Hyperbinning Details - Examples Previous Top Next

Because the sizing of fragments yields non-integer length values (floating values) we can imagine two samples with the following fragment lengths:

 Example 1 Sample 1: Peak at 49.6 bp Sample 2: Peak at 50.4 bp Can we throw these two peaks into a common bin? Yes, if we have a bin with the label '50' on it, both peaks fit into this bin. In other words: both samples have a fragment with a length of about 50 base pairs. Note: The length difference between both sample peaks is: 50.4 - 49.6 = 0.8. So both peaks are about 0.8 bases apart.
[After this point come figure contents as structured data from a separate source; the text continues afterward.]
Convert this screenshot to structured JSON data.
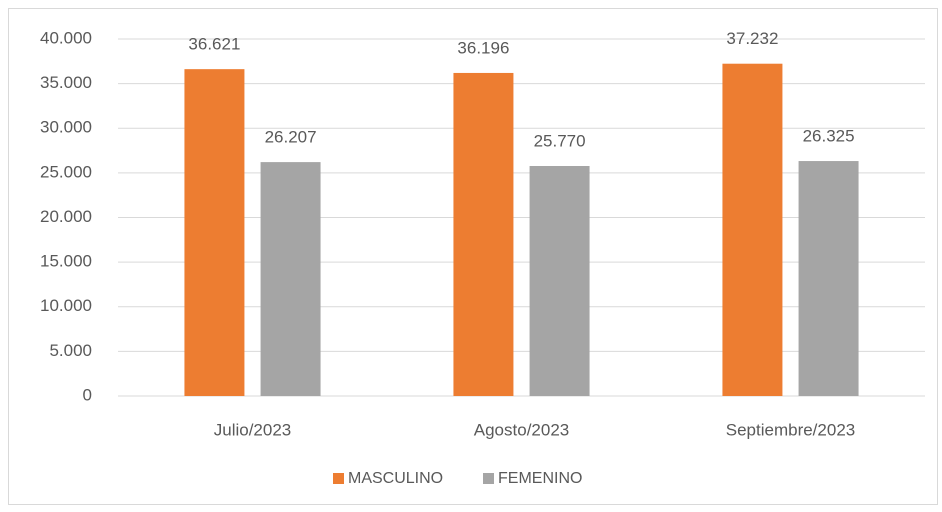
{
  "chart_data": {
    "type": "bar",
    "categories": [
      "Julio/2023",
      "Agosto/2023",
      "Septiembre/2023"
    ],
    "series": [
      {
        "name": "MASCULINO",
        "color": "#ED7D31",
        "values": [
          36621,
          36196,
          37232
        ],
        "value_labels": [
          "36.621",
          "36.196",
          "37.232"
        ]
      },
      {
        "name": "FEMENINO",
        "color": "#A5A5A5",
        "values": [
          26207,
          25770,
          26325
        ],
        "value_labels": [
          "26.207",
          "25.770",
          "26.325"
        ]
      }
    ],
    "ylim": [
      0,
      40000
    ],
    "yticks": [
      0,
      {
        "value": 5000,
        "label": "5.000"
      },
      {
        "value": 10000,
        "label": "10.000"
      },
      {
        "value": 15000,
        "label": "15.000"
      },
      {
        "value": 20000,
        "label": "20.000"
      },
      {
        "value": 25000,
        "label": "25.000"
      },
      {
        "value": 30000,
        "label": "30.000"
      },
      {
        "value": 35000,
        "label": "35.000"
      },
      {
        "value": 40000,
        "label": "40.000"
      }
    ],
    "grid": true,
    "legend": "bottom"
  }
}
The mean fragment length is 50 and the (hyper)bin covers fragments with a size from from 49.5 to smaller than 50.5. Example 2 Peak #1: Peak at 49.6 bp Peak #2: Peak at 50.4 bp Peak #3: Peak at 50.8 bp The fragments of sample #1 and #2 (peaks #1 and #2) fit into a single hyperbin (total fragment length difference = 0.8, i.e. smaller than 1). The fragments of sample #2 and #3 also fit into a hyperbin (total fragment length difference = 0.4, i.e. smaller than 1).. However, a problem arises if all three samples are compared. Then the total fragment length difference would be 50.8-49.6 = 1.2. In practice the SequentiX maximum detector generates size classes comprising fragments with (length >= size class - 0.5) AND (length < size class + 0.5) . The local maximum detector detects a maximum in the range of 49.9 to 50.0 (with its arithmetic mean at 49.95) to which peak #1 and peak #2 contribute. A second maximum is detected from 50.3 to 50.8 (mean = 50.55). The mean values of the maxima are separated by 0.6 units. Please note that peak #2 contributes to both local maxima. Is there an affinity of peak #2 to one of the two other peaks? There is a larger overlap between peak #2 and peak #3. However, if we would analyse sample #1 and #2 only (see example 1 above) peak #2 and peak #1 should belong to the same hyperbin because their length difference is 0.8, i.e. smaller than 1. The smallest length difference that can be found between two DNA fragments is 1, meaning that one fragment is a minimum of one base longer than another one. This is the reason why we put the above detected local maxima (length difference = 0.6) into a single common container. This hyperbin comprises all three peaks and covers a length difference of 1.2 bases which is illogical in a biological sense but has been explained in the above examples.